Mastodawn

R2DHue Mar 24, 2025

@dougall So, since your famous (infamous) reverse engineering and analysis of Apple’s AMX for the M1 & A14, have you discovered any hardware improvements to this unit up through the M4 & A18?

“Multicore” AMX would be too wasteful/expensive in die area/power/thermal/complexity respects, bt how about notable architectural improvements 2its internal logic units: wider paths, more lanes, on-chip SRAM or DMA — things that cannot be accounted for by die process shrink and higher clock speeds alone(?)

R2DHue Mar 17, 2025

@dougall

Have any new details come out about Apple’s matrix coprocessor? Is it in “cores” like the CPU, NPU, GPU? (e.g.
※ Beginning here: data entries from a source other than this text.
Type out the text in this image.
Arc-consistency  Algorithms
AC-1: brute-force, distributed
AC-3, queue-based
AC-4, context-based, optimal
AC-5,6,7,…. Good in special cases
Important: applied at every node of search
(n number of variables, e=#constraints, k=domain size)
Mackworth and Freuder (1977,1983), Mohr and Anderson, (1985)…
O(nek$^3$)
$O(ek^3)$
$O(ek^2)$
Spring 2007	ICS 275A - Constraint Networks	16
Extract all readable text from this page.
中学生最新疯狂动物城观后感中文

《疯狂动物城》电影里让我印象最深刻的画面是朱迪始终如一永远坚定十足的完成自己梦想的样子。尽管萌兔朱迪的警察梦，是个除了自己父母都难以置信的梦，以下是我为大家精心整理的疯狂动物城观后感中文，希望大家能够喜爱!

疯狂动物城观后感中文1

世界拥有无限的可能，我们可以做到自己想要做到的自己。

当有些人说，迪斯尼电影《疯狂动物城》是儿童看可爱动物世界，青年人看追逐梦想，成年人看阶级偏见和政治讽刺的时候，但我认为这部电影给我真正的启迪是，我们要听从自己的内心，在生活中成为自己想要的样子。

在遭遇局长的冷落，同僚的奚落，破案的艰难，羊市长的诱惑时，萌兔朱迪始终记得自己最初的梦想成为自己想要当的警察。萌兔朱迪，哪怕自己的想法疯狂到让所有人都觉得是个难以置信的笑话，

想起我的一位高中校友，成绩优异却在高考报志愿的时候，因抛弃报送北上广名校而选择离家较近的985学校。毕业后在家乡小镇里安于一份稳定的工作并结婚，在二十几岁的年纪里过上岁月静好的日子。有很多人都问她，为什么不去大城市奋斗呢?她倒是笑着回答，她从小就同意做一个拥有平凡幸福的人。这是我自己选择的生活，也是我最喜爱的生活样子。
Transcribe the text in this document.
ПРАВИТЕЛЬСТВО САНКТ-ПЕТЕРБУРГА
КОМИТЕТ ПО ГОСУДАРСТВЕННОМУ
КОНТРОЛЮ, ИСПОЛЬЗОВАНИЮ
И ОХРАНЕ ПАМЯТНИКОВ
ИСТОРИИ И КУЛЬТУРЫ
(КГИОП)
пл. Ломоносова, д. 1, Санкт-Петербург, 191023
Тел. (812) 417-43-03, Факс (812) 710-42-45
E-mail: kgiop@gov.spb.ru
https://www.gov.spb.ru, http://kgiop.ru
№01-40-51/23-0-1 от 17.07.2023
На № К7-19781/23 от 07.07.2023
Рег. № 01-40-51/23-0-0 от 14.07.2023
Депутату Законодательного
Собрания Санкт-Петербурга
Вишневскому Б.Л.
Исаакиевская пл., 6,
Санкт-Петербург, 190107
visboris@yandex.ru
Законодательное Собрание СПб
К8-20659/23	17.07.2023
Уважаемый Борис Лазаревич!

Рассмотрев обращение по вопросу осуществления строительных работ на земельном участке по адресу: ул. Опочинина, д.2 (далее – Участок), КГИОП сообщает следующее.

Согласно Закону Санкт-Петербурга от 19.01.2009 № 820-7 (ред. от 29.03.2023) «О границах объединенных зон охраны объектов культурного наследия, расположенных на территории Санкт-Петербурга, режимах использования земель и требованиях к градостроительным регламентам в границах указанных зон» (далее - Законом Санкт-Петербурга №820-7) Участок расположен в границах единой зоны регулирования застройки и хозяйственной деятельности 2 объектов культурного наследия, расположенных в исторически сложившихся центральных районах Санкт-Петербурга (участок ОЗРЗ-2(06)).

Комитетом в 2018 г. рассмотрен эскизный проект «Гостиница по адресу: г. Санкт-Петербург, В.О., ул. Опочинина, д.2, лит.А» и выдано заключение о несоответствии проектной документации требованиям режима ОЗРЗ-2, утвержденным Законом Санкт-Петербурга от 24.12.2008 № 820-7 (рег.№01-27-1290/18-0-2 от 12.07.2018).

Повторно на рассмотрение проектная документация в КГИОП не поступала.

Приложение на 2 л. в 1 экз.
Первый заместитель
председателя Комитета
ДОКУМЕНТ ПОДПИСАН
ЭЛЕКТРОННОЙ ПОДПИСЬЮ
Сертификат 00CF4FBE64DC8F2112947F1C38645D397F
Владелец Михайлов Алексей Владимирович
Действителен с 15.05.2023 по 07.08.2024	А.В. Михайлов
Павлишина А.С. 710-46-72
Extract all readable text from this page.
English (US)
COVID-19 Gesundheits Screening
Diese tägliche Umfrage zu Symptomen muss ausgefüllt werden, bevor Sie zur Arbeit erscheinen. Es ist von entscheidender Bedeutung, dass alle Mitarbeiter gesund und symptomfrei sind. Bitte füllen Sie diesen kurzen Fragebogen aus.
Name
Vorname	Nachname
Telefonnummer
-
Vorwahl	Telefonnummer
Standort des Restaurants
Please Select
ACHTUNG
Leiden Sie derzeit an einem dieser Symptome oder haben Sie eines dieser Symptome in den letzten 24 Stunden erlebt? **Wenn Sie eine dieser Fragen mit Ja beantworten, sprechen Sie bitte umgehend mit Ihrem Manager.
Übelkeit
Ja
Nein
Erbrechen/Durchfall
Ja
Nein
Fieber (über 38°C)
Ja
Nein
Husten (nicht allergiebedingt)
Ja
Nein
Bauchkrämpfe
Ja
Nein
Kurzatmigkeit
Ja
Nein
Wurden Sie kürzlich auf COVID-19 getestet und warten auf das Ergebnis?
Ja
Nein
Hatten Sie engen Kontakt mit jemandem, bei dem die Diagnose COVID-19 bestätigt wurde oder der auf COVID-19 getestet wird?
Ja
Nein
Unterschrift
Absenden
Apple could beef up its matrix coprocessor just by adding more cores in future SoCs.)

Is there 1 matrix coprocessor per SoC or multiple matrix coppers per SoC?

(One would have to assume a minimum of 2 for Apple’s M1, M2 & M3 “Ultra” SoCs.)

Anyone know its raw performance in relation to other companies’ implementations of a discrete matrix math block?

Is NEON+AMX > SVE2?

R2DHue Mar 17, 2025

Devs moaned and complained re: Apple’s “opaqueness” about its proprietary matrix coprocessor plus its injunction to just write via “Accelerate” and let the framework divvy up the tasks as it sees fit.
Everyone wanted to program the coprocessor directly.
Well whattayaknow!? Looky-looky. Apple was right (again).
With ’s adoption of ARM’s SME software instruction set from ARMv9-A, as of the M4 and A18, any code that writes directly to Apple’s matrix coprocessor will likely break on those machines.